An adult H. pluvialis cystic cell with a high astaxanthin content has a resistant three-layer wall comprising approximately 16% of its dry cell weight. The cell wall consists of an outer sheath consisting of algae (a strong acetolysis-resistant aliphatic biopolymer), a very thick secondary layer below composed of cellulose and mannose with a homogeneous arrangement, and finally, inside a third wall consisting of cellulose and mannose, there is heterogeneity37,38,40. Hydrophilic imidazolium-based ionic liquids and deep eutectic solvents form the cellulose hydrogen bonding network in lignocellulosic and microalgal biomasses based on the mechanism of glycosidic bond hydrolysis through IL and DES (directly) and (indirectly) in the presence of hydroxy generated IL and DES. Oxygen and hydrogen atoms from OH groups in cellulose can form electron acceptor and donor complexes. The IL and DES anions combine to bind hydrogen atoms to cellulose by hydrogen bonding, while their cation interacts with oxygen atoms in cellulose through such bonding. In addition, IL and DES molecules can dissolve and separate water molecules and are further decomposed into hydronium and hydroxide ions. The resulting hydroxide anion can act as a nucleus on the carbon of the glucopyranoside unit. Through the synergistic effect of IL ions and hydroxides, the glycosidic bonds of cellulose can be effectively broken.

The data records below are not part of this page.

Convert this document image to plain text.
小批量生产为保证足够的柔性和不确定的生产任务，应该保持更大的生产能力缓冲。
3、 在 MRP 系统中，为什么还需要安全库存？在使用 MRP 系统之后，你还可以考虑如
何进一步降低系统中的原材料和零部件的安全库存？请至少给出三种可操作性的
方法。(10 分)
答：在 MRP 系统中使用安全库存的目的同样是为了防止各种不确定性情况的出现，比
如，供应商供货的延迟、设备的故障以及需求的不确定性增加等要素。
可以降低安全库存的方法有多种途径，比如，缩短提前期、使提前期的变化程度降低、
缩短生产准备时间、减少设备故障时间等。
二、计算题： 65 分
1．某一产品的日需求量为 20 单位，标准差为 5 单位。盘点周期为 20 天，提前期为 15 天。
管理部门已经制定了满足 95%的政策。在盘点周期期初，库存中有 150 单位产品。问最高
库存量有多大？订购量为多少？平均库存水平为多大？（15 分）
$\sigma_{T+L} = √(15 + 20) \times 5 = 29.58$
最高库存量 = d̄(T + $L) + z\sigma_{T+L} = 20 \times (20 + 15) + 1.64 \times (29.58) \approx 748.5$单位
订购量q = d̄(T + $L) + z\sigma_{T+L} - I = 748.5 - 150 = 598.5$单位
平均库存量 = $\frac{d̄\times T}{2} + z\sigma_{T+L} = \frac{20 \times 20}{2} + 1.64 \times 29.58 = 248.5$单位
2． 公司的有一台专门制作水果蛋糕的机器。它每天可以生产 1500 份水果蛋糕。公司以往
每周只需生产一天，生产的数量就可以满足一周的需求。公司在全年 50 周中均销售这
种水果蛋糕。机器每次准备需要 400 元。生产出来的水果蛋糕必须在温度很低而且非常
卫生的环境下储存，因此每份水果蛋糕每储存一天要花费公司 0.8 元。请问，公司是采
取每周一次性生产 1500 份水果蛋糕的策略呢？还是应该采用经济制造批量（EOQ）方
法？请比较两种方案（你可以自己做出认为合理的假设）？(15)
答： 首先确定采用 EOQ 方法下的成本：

Reuse of deep eutectic solvent

The reuse of deep eutectic solvents is essential to reducing costs. For this purpose, reuse studies were performed using the same primary eutectic solvent for the pre-treatment of four new H. pluvialis cells. DES efficacy was tested by measuring the ability of DES to penetrate cells, resulting in the release of astaxanthin. The amount of astaxanthin that could be reused using DES was comparable to the control. DES can be used three times without any treatment or affecting the permeability performance. A decrease in permeability efficiency was observed when used for the fourth time for cell permeability. The deep eutectic solvent-rich layer was tested for the presence of pigment after each reuse, and it was observed that the amount of pigment in the DES phase after the three reuse cycles was negligible. The performance of recycled DES is shown in Fig. 8.

Figure 8
figure 8

Performance of recycled DES.

Conclusion

In this study, new two-phase systems based on deep eutectic solvent systems No. 1 (Ch. Cl/Urea + \({{\text{K}}}_{2}{{\text{HPO}}}_{4}\)+\({H}_{2}O\)) and No. 2 (Ch. Cl/Glucose + \({{\text{K}}}_{2}{{\text{HPO}}}_{4}\)+\({H}_{2}O\)) were presented to investigate the degradation of the cell wall of H. pluvialis. Were. The results showed that the system containing a deep eutectic solvent (choline chloride–urea) had a better binodal curve and fuzzy separation ability. To investigate the cell wall degradation by the studied systems, five feeds with different combinations of percentages were considered for each system, and the pH of all systems was set at 7.5. Also, the effect of parameters such as temperature, pH, the weight percentage of the deep autistic solvent, and dipotassium dihydrogen phosphate salt on the distribution coefficient was investigated. The results showed that with increasing the weight percentage of deep eutectic solvent and dipotassium hydrogen phosphate salt, the distribution coefficient also increased. Increasing the temperature also has a positive effect on the process of cell wall degradation and increases the distribution coefficient, but it is important to note that high temperatures cause the degradation of lipids and astaxanthin. The extraction mechanism was investigated by UV, FTIR, and light microscopy analyses to ensure that the studied systems did not degrade astaxanthin. In the best operating conditions, the distribution coefficient and recovery percentage of astaxanthin for system number 1 were 341.58 and 99.64%, respectively, and for system number 2, they were 274.25 and 99.62%, respectively. Finally, after reviewing all the analyses and results, it can be claimed that both systems have a very high potential for degradation of the cell wall of the microalgae H. pluvialis and facilitate the next process, which is liquid–liquid extraction.